Shareholders of Livedoor Co. have voted down a proposal for the Internet company to pay a 2 yen dividend because a majority preferred a plan to beef up its internal reserves instead.
Livedoor President Takafumi Horie told the shareholders’ meeting in Tokyo on Sunday that boosting internal reserves is indispensable for continuing the company’s merger and acquisition activities.
He said his company can benefit shareholders through continued growth, which will push its share prices up.
“We will pay a dividend if it stops growing,” he said.
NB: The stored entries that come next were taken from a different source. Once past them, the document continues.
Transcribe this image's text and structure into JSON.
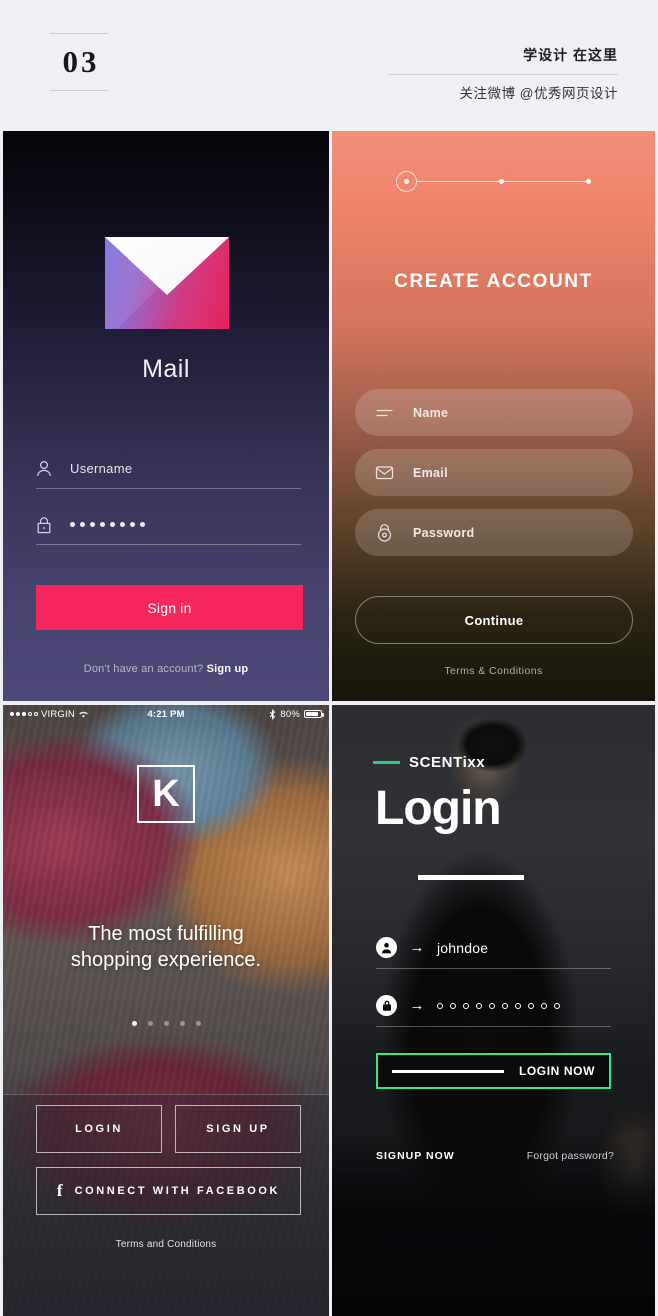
{
  "header": {
    "number": "03",
    "slogan": "学设计 在这里",
    "weibo": "关注微博 @优秀网页设计"
  },
  "screens": {
    "mail_login": {
      "app_name": "Mail",
      "icon": "envelope-icon",
      "username_field": {
        "icon": "user-icon",
        "value": "Username"
      },
      "password_field": {
        "icon": "lock-icon",
        "masked_dots": 8
      },
      "signin_button": "Sign in",
      "footer_text": "Don't have an account?",
      "footer_link": "Sign up",
      "accent_color": "#f5265c"
    },
    "create_account": {
      "title": "CREATE ACCOUNT",
      "steps_total": 3,
      "step_active": 1,
      "fields": [
        {
          "icon": "lines-icon",
          "label": "Name"
        },
        {
          "icon": "envelope-icon",
          "label": "Email"
        },
        {
          "icon": "lock-icon",
          "label": "Password"
        }
      ],
      "continue_button": "Continue",
      "terms_link": "Terms & Conditions",
      "accent_color": "#f3907a"
    },
    "shopping": {
      "statusbar": {
        "carrier": "VIRGIN",
        "time": "4:21 PM",
        "battery_percent": "80%",
        "wifi_icon": "wifi-icon",
        "bluetooth_icon": "bluetooth-icon",
        "battery_icon": "battery-icon"
      },
      "logo": "K",
      "tagline_line1": "The most fulfilling",
      "tagline_line2": "shopping experience.",
      "page_dots_total": 5,
      "page_dot_active": 1,
      "login_button": "LOGIN",
      "signup_button": "SIGN UP",
      "facebook_button": "CONNECT WITH FACEBOOK",
      "facebook_icon": "facebook-f-icon",
      "terms_link": "Terms and Conditions"
    },
    "scentixx": {
      "brand": "SCENTixx",
      "brand_accent": "#26d07c",
      "title": "Login",
      "username_field": {
        "icon": "user-circle-icon",
        "arrow": "→",
        "value": "johndoe"
      },
      "password_field": {
        "icon": "lock-circle-icon",
        "arrow": "→",
        "masked_dots": 10
      },
      "login_button": "LOGIN NOW",
      "login_button_border": "#2ee88a",
      "signup_link": "SIGNUP NOW",
      "forgot_link": "Forgot password?"
    }
  }
}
Livedoor has not yet paid a dividend. The company’s shares were listed on the Tokyo Stock Exchange’s Mothers market for startups in April 2000.
Shareholders meanwhile voted to accept Fuji Television Network Inc. Managing Director Yoshiaki Yamada as a member of Livedoor’s board of directors.
As Livedoor and Fuji TV amicably ended their takeover battle in April for radio station Nippon Broadcasting System Inc., Yamada is to represent the TV broadcaster on the Livedoor board.
More than 5,000 shareholders attended the annual meeting, up from about 2,000 last year.
Livedoor also said its securities subsidiary made a profit on Mizuho Securities Co.’s erroneous sell order involving shares of job recruiting company J-Com Co. on Dec. 8.
Livedoor said the firm will return the profits in the same manner as other brokerages that gained from the fiasco.
The Japan Securities Dealers Association asked its member brokerages to relinquish the profits they made through the J-Com trade blunder, which occurred when a Mizuho Securities trader executed an erroneous sell order.